I love that Raegan got her holding one of the kids’ giveaway ‘zines.
Here’s my old friend Kelsey, from the Olympia Timberland Library. Long, long ago, when we were both working for The Corporate Printshop, she took the photos of me teaching at Gatzert Elementary that were incorporated into the first proposal for what became the Cartooning class.
I reminded her of that and she in turn reminded me of pictures I’d taken in Disneyland of her then-toddler and now teenage daughter Cleo.

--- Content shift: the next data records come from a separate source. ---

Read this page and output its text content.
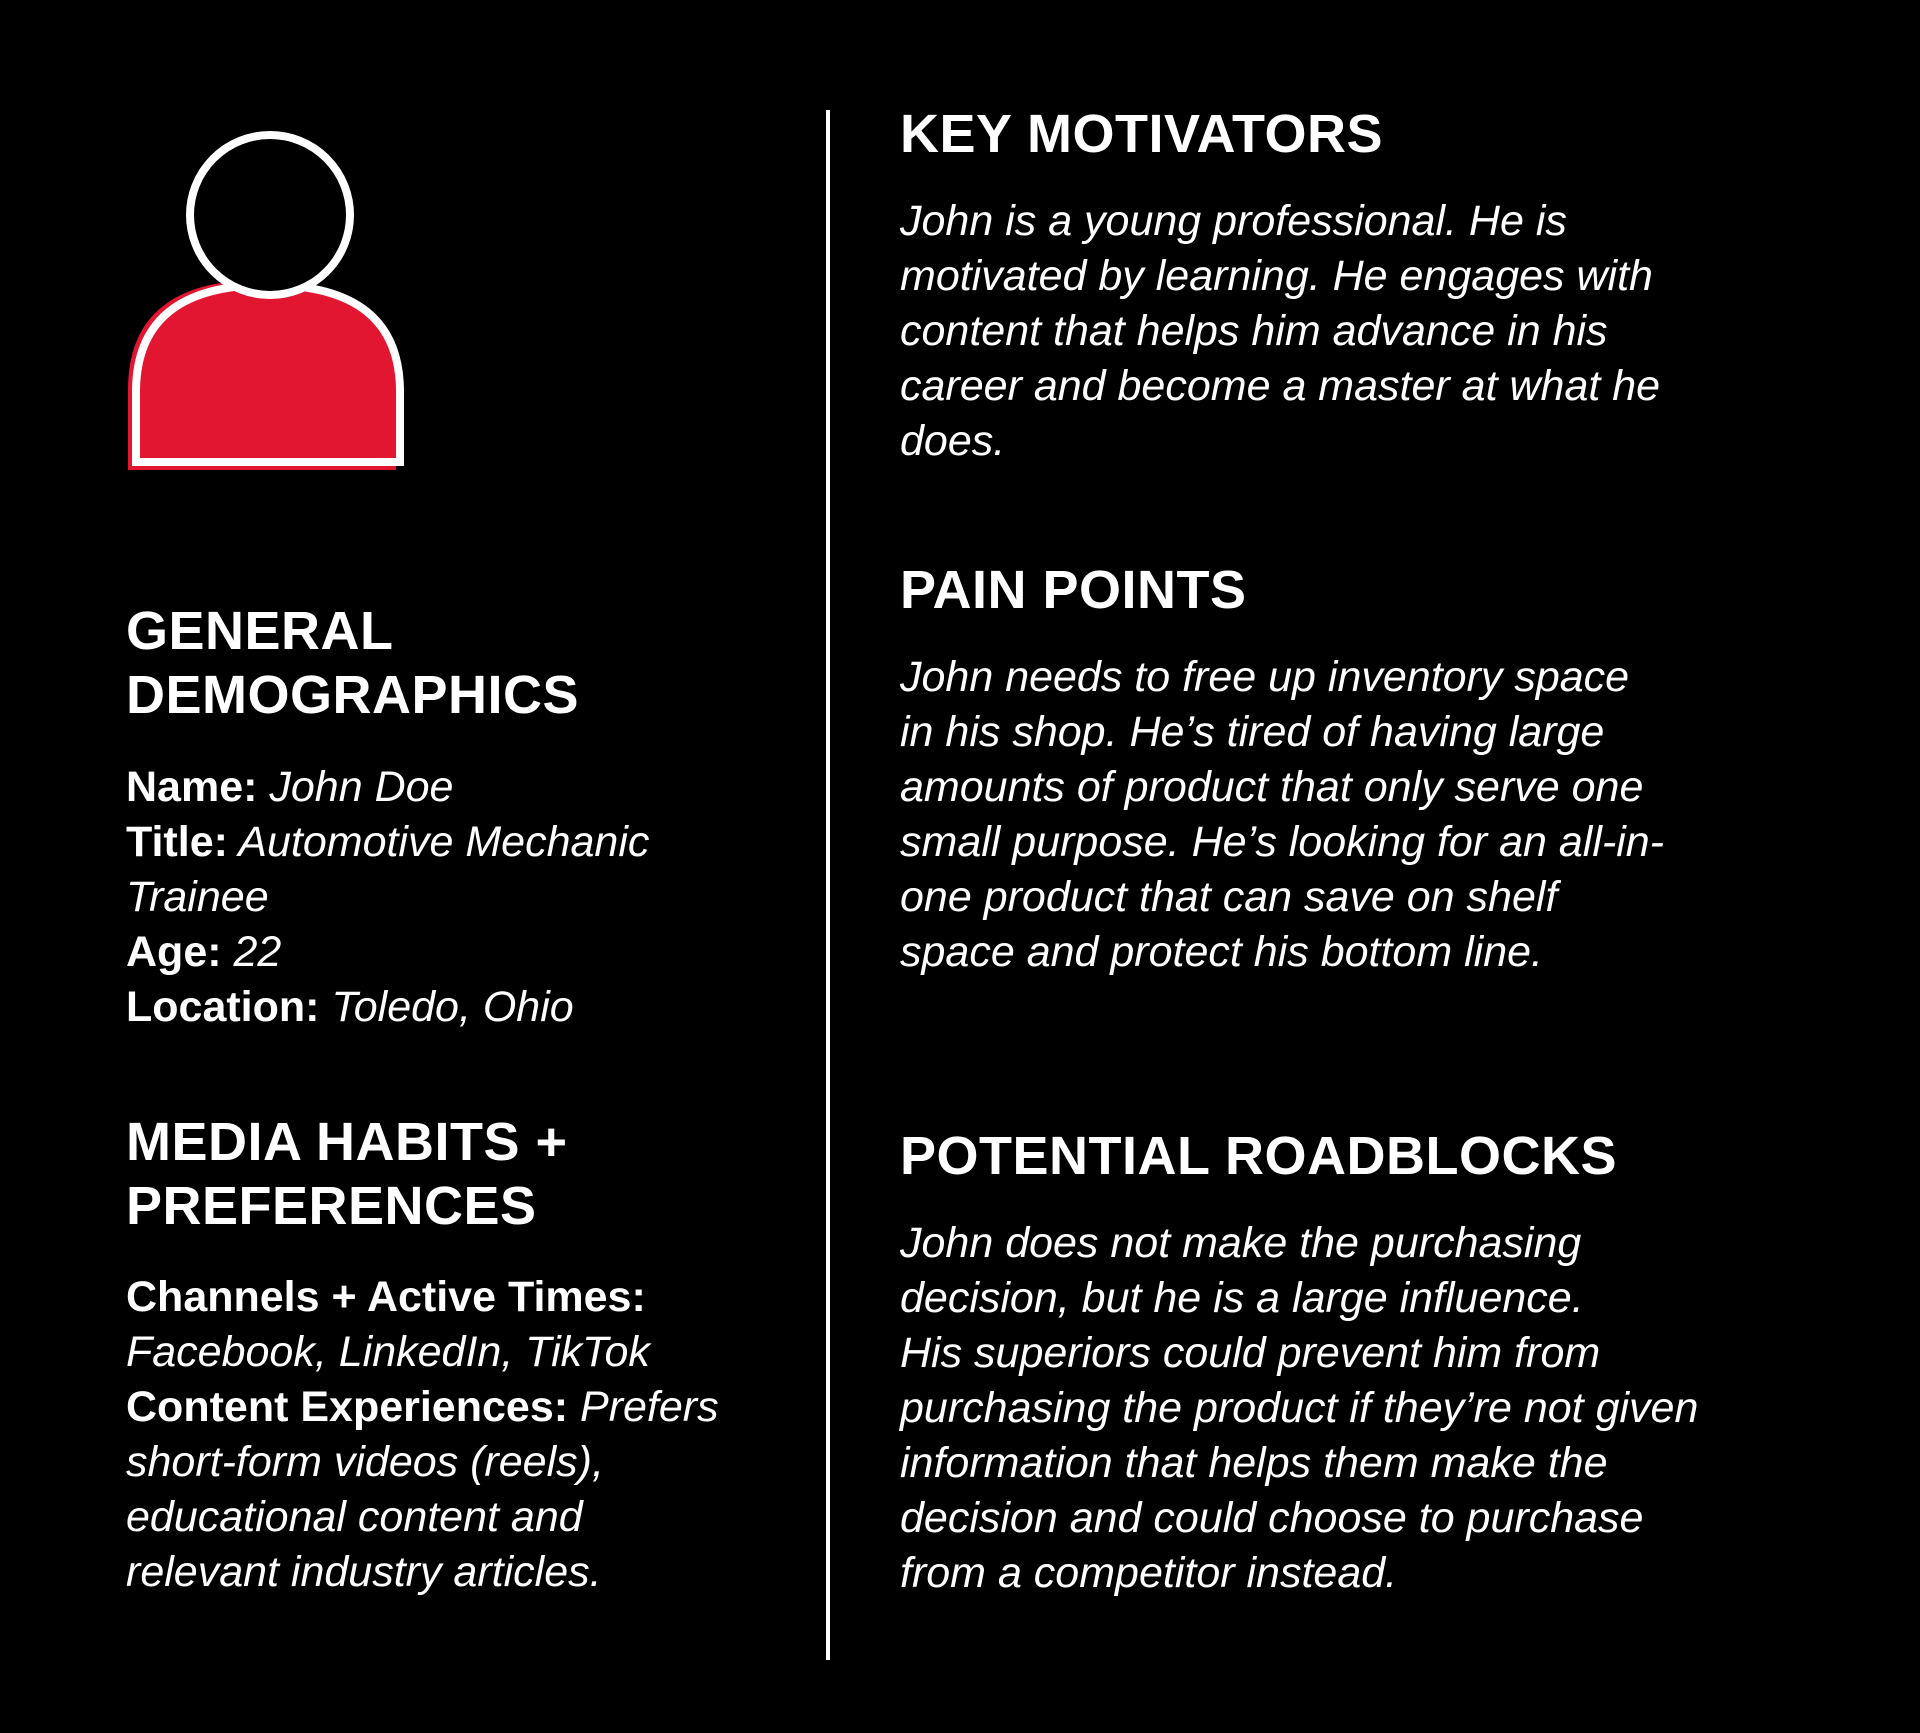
GENERAL
DEMOGRAPHICS
Name: John Doe
Title: Automotive Mechanic
Trainee
Age: 22
Location: Toledo, Ohio
MEDIA HABITS +
PREFERENCES
Channels + Active Times:
Facebook, LinkedIn, TikTok
Content Experiences: Prefers
short-form videos (reels),
educational content and
relevant industry articles.
KEY MOTIVATORS
John is a young professional. He is
motivated by learning. He engages with
content that helps him advance in his
career and become a master at what he
does.
PAIN POINTS
John needs to free up inventory space
in his shop. He’s tired of having large
amounts of product that only serve one
small purpose. He’s looking for an all-in-
one product that can save on shelf
space and protect his bottom line.
POTENTIAL ROADBLOCKS
John does not make the purchasing
decision, but he is a large influence.
His superiors could prevent him from
purchasing the product if they’re not given
information that helps them make the
decision and could choose to purchase
from a competitor instead.
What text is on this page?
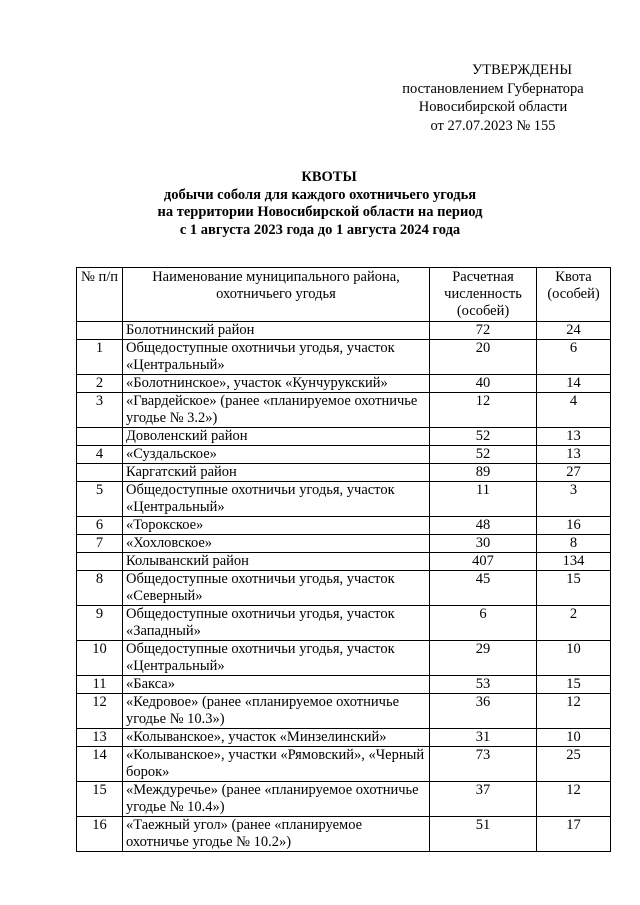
УТВЕРЖДЕНЫ
постановлением Губернатора
Новосибирской области
от 27.07.2023 № 155
КВОТЫ
добычи соболя для каждого охотничьего угодья
на территории Новосибирской области на период
с 1 августа 2023 года до 1 августа 2024 года
№ п/п	Наименование муниципального района, охотничьего угодья	Расчетная численность (особей)	Квота (особей)
	Болотнинский район	72	24
1	Общедоступные охотничьи угодья, участок «Центральный»	20	6
2	«Болотнинское», участок «Кунчурукский»	40	14
3	«Гвардейское» (ранее «планируемое охотничье угодье № 3.2»)	12	4
	Доволенский район	52	13
4	«Суздальское»	52	13
	Каргатский район	89	27
5	Общедоступные охотничьи угодья, участок «Центральный»	11	3
6	«Торокское»	48	16
7	«Хохловское»	30	8
	Колыванский район	407	134
8	Общедоступные охотничьи угодья, участок «Северный»	45	15
9	Общедоступные охотничьи угодья, участок «Западный»	6	2
10	Общедоступные охотничьи угодья, участок «Центральный»	29	10
11	«Бакса»	53	15
12	«Кедровое» (ранее «планируемое охотничье угодье № 10.3»)	36	12
13	«Колыванское», участок «Минзелинский»	31	10
14	«Колыванское», участки «Рямовский», «Черный борок»	73	25
15	«Междуречье» (ранее «планируемое охотничье угодье № 10.4»)	37	12
16	«Таежный угол» (ранее «планируемое охотничье угодье № 10.2»)	51	17
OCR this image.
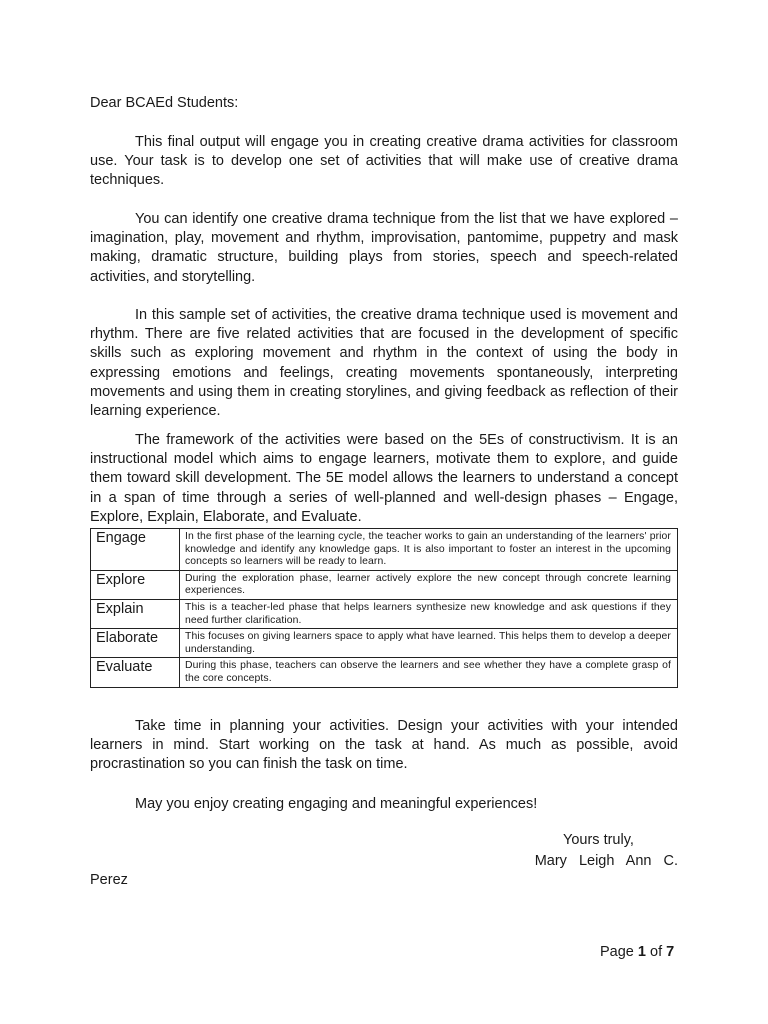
Dear BCAEd Students:

This final output will engage you in creating creative drama activities for classroom use. Your task is to develop one set of activities that will make use of creative drama techniques.

You can identify one creative drama technique from the list that we have explored – imagination, play, movement and rhythm, improvisation, pantomime, puppetry and mask making, dramatic structure, building plays from stories, speech and speech-related activities, and storytelling.

In this sample set of activities, the creative drama technique used is movement and rhythm. There are five related activities that are focused in the development of specific skills such as exploring movement and rhythm in the context of using the body in expressing emotions and feelings, creating movements spontaneously, interpreting movements and using them in creating storylines, and giving feedback as reflection of their learning experience.

The framework of the activities were based on the 5Es of constructivism. It is an instructional model which aims to engage learners, motivate them to explore, and guide them toward skill development. The 5E model allows the learners to understand a concept in a span of time through a series of well-planned and well-design phases – Engage, Explore, Explain, Elaborate, and Evaluate.

Engage	In the first phase of the learning cycle, the teacher works to gain an understanding of the learners' prior knowledge and identify any knowledge gaps. It is also important to foster an interest in the upcoming concepts so learners will be ready to learn.
Explore	During the exploration phase, learner actively explore the new concept through concrete learning experiences.
Explain	This is a teacher-led phase that helps learners synthesize new knowledge and ask questions if they need further clarification.
Elaborate	This focuses on giving learners space to apply what have learned. This helps them to develop a deeper understanding.
Evaluate	During this phase, teachers can observe the learners and see whether they have a complete grasp of the core concepts.

Take time in planning your activities. Design your activities with your intended learners in mind. Start working on the task at hand. As much as possible, avoid procrastination so you can finish the task on time.

May you enjoy creating engaging and meaningful experiences!

Yours truly,
Mary Leigh Ann C.
Perez
Page 1 of 7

Then we both half-laughed, half howled, “Oh, God, we’re OLD!”
No idea who this is at all, but I am guessing from the books that it must be Family Style, which would make this Francois Vigneault.
Anyway, Raegan took his picture so she must have liked the work.
Here’s the crew from The Exiled.
It was a first show for them too. Oren, who writes the strip, came by our table earlier and was delighted to learn that Katrina was a fan; I gather that this was the first time Oren had ever met an actual reader.
Another table I have no idea about.
And that’s all I’ve got. We gave up a little after five-thirty, mostly because Katrina and Julie were both fading fast along with me, and Katrina was still determined to get back to Seattle in time to make the prom. So she and Julie took the leftover books and other table display stuff in our PT NerdCruiser, and I took the kids in the Y bus.
I know I made the drive home and handing-off of kids to their parents without mishap, but it was largely on willpower; I couldn’t tell you anything about it except when Josh thought it would be funny to start asking, “Are we there yet?” somewhere just north of Lacey I threatened to tie him to the roof. Apparently that persuaded the others that it was not a good time to mess with Mr. Hatcher.
I did ask them if they’d had a good time and if we should add Olympia to the rotation. The answer was a loud affirmative from everyone. “It was cool the way it was kinda homegrown,” Troy added.
Which pleased me. That’s how I feel about small-press shows, myself.
(Never working another one sick, though. Ever. I’m only just now getting back on my feet, which is why this column’s going up today instead of Friday like it should have.)
On the whole, though, just this once… I think it was worth it. I just hope to Christ I didn’t give the plague to every small-press publisher we met.